The main bottleneck that prevents the currently best known PIR schemes from wide practical deployment is the overwhelming amount of computation the servers need to perform in order to response to users' queries. We plan to address this issue in our future research as well as to continue working on communication complexity of PIRs.

References:

[BFLS] L. Babai, L. Fortnow, L. Levin, and M. Szegedy, Checking computations in polylogarithmic time. In Proc. of the 23th ACM Sym. on Theory of Computing (STOC), pp. 21-31, 1991.

[BIKR] A. Beimel, Y. Ishai, E. Kushilevitz, and J. F. Raymond. Breaking the O(n^{1/(2k-1)}) Barrier for Information-Theoretic Private Information Retrieval, In Proc. of the 43rd IEEE Symposium on Foundations of Computer Science (FOCS), pp. 261-270, 2002.

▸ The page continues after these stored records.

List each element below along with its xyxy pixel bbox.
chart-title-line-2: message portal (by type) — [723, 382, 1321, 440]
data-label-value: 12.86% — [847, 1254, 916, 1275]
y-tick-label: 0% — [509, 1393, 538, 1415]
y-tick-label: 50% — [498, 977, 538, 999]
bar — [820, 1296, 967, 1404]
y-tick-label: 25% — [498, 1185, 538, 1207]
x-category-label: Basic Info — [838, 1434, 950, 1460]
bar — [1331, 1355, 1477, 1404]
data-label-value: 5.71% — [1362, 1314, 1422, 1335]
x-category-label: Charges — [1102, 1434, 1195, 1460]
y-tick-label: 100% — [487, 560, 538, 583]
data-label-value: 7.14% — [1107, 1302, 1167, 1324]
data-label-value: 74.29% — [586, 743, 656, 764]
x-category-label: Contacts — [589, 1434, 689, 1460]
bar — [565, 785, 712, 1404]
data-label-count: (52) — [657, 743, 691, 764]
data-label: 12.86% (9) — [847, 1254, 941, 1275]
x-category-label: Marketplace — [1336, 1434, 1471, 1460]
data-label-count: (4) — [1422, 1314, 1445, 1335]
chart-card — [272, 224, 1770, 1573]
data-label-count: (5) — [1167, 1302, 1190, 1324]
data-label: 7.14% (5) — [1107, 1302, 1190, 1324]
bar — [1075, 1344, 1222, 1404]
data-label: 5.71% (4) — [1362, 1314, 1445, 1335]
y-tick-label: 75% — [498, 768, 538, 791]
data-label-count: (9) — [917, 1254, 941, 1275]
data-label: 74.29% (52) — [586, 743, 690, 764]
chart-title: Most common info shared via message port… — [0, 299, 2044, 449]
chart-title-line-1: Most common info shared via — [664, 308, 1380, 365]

[CGKS] B. Chor, O. Goldreich, E. Kushilevitz, and M. Sudan. Private information retrieval, In Proc. of the 36rd IEEE Symposium on Foundations of Computer Science (FOCS), pp. 41-50, 1995. Also, in Journal of the ACM, 45, 1998.

[Ga] W. Gasarch, A survey on private information retrieval, The Bulletin of the EATCS, 82:72-107, 2004.

[Go] O. Goldreich, Short Locally Testable Codes and Proofs, Technical Report TR05-014, Electronic Colloquium on Computational Complexity (ECCC), 2005.

[KT] J. Katz and L. Trevisan, On the efficiency of local decoding procedures for error-correcting codes, In Proc. of the 32th ACM Sym. on Theory of Computing (STOC), pp. 80-86, 2000.

[RY] A. Razborov and S. Yekhanin An Omega(n^{1/3}) Lower Bound for Bilinear Group Based Private Information Retrieval, In Proc. of the 47rd IEEE Symposium on Foundations of Computer Science (FOCS), 2006.

[Sud] M. Sudan, Efficient Checking of Polynomials and Proofs and the Hardness of Approximation Problems. PhD thesis, University of California at Berkeley, 1992.

[T_survey] L. Trevisan, Some Applications of Coding Theory in Computational Complexity, Quaderni di Matematica, 13:347-424, 2004.

[WY] D. Woodruff and S. Yekhanin, A Geometric Approach to Information Theoretic Private Information Retrieval, In Proc. of the 20th IEEE Computational Complexity Conference (CCC), pp. 275-284, 2005.

[Y_nicePir] S. Yekhanin New Locally Decodable Codes and Private Information Retrieval Schemes, Electronic Colloquium on Computational Complexity (ECCC), TR06-127.